The qualitative data described how Appalachians participating in nutrition interventions communicate about the sociocultural influences, both positive and negative, that shape their dietary decisions. Line-by-line analysis of the narratives of the MI interviews were conducted by two communication researchers (Braun & Clarke, 2006). Self-disclosure statements related to dietary and cooking goals were thematically coded. Data immersion, coding discussions, and multiple iterations were conducted until interrater reliability reached 80% (Lindlof & Taylor, 2015).

Results

Discussion Both trust (M = 4.48, SD = .93) and disclosure scores (M = 4.16, SD = .99) ranged from 1-5 (0-5 possible for each score). Linear regression analysis showed positive relationships between trust and increased fruit and vegetable consumption, F (1, 35) = 13.44, p=.04 with an R2 of .28. Self-disclosure was not predictive of increased fruit and vegetable consumption (p=.87). Qualitatively, participants disclosed information about financial hardship (i.e., food insecurity, poverty), self-reliance (i.e., pragmatism and control), the burden of chronic illness, family dynamics (e.g., willingness to try new foods, personal dietary preferences), and culturally ingrained beliefs (i.e., food traditions and rituals) about dietary behaviors during motivational interviews.

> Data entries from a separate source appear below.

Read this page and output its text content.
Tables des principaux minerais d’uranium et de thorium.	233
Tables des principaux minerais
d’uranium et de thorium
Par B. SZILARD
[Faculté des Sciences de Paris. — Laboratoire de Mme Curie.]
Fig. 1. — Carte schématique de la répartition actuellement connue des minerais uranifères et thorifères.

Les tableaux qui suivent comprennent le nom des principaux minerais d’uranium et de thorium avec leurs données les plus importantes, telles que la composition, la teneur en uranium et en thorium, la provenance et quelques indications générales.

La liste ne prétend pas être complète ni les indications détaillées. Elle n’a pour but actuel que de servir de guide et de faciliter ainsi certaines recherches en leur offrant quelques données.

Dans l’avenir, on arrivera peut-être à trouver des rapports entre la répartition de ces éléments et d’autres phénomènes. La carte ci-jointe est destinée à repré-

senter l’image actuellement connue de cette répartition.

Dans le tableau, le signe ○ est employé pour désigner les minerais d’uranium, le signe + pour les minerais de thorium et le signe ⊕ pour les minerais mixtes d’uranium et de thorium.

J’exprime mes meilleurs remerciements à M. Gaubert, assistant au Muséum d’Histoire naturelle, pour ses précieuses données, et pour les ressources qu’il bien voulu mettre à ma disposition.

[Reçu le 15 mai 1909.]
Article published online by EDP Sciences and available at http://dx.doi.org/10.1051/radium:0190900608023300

Our study affirmed relationship between trust in healthcare provider-participant relationships and increased fruit and vegetable consumption during the dietary intervention. These results suggest that trust in a healthcare provider may serve a functional role in eliciting disclosures of health behavior barriers and improving health behaviors. Motivational interviewing can enhance lifestyle behavior change motivation. While fidelity assessment ensured consistency of MI interventions, the evaluation of trust and disclosure were predictive of dietary behavior change in this group of Central Appalachian residents enrolled in a cooking skills class. Partnerships between health care and communication researchers can improve the delivery and enhance the impact of MI. Additional research is needed to determine the degree to which trust in an interventionist influences health behavior outcomes.